Testing JPA Repositories with @DataJpaTest

@DataJpaTest is used to test JPA applications. By default, it will configure an in-memory embedded database, scan for @Entity classes, and configure Spring Data JPA repositories. It's useful for verifying repository queries and mappings without loading the entire application context.

java
import org.junit.jupiter.api.Test;
import org.springframework.beans.factory.annotation.Autowired;
import org.springframework.boot.test.autoconfigure.orm.jpa.DataJpaTest;
import org.springframework.boot.test.autoconfigure.orm.jpa.TestEntityManager;

import static org.junit.jupiter.api.Assertions.assertEquals;
import static org.junit.jupiter.api.Assertions.assertNotNull;
import static org.junit.jupiter.api.Assertions.assertTrue;

// Assume a simple Entity and Repository
@Entity
class MyEntity {
    @Id @GeneratedValue
    private Long id;
    private String name;

    // Getters, Setters, Constructors
}

interface MyEntityRepository extends JpaRepository<MyEntity, Long> {
    Optional<MyEntity> findByName(String name);
}

@DataJpaTest
class MyEntityRepositoryUnitTest {

    @Autowired
    private TestEntityManager entityManager;

    @Autowired
    private MyEntityRepository repository;

    @Test
    void testSaveAndFindEntity() {
        MyEntity entity = new MyEntity();
        entity.setName("Test Name");
        entityManager.persist(entity);
        entityManager.flush();

        Optional<MyEntity> found = repository.findByName("Test Name");

        assertTrue(found.isPresent());
        assertEquals("Test Name", found.get().getName());
    }
}

Best Practices for Unit Testing

  • Isolate Units: A true unit test should test a single class in isolation.
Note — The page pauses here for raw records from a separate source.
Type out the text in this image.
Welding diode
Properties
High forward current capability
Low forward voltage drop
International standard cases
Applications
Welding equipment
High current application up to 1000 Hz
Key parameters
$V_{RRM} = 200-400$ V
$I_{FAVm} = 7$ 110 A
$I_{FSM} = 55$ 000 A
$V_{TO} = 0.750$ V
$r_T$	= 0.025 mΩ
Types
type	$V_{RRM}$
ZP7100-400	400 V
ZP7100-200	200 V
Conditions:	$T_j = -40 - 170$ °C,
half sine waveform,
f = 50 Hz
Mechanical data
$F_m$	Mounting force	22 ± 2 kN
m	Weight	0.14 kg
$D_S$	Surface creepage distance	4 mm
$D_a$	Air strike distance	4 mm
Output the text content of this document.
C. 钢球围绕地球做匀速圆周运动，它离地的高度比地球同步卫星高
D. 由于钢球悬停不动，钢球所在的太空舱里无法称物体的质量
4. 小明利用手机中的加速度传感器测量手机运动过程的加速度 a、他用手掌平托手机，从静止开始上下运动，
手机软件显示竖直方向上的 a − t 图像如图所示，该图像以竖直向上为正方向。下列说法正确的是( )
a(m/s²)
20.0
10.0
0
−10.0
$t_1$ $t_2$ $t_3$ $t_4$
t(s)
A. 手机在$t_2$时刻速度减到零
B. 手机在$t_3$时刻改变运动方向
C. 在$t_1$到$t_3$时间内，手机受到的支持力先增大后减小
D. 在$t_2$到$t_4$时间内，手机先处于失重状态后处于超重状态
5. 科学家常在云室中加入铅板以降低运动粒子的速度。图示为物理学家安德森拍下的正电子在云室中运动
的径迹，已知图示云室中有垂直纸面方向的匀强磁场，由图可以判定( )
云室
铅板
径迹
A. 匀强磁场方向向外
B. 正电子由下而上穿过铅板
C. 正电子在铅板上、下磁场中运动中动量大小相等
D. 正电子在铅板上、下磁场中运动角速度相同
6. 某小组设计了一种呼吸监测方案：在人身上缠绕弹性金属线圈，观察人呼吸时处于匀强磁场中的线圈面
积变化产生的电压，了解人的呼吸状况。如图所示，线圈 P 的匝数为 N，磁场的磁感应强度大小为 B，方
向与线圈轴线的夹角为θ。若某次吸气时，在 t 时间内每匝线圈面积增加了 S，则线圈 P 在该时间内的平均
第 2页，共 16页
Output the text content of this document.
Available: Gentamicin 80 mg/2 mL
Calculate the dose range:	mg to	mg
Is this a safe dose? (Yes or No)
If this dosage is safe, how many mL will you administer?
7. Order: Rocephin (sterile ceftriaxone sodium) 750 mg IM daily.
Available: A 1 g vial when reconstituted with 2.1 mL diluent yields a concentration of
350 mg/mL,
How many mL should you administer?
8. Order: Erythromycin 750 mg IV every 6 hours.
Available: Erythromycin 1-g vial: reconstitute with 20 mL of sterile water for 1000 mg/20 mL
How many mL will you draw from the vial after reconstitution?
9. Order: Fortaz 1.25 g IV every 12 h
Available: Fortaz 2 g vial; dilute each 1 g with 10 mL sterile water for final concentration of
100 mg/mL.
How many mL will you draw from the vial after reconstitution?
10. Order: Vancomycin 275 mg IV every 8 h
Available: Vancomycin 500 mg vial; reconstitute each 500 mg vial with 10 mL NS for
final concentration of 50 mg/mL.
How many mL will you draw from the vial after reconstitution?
Use mocks for all its dependencies.
  • Fast Execution: Unit tests should run quickly. Avoid loading the full Spring context unless absolutely necessary for integration.
  • Deterministic Results: Tests should always produce the same result, regardless of the order or environment.
  • Descriptive Test Names: Name your tests clearly, indicating what scenario is being tested and what the expected outcome is.
  • Arrange-Act-Assert: Structure your tests into three phases: set up the test data and mocks (Arrange), execute the code under test (Act), and verify the results (Assert).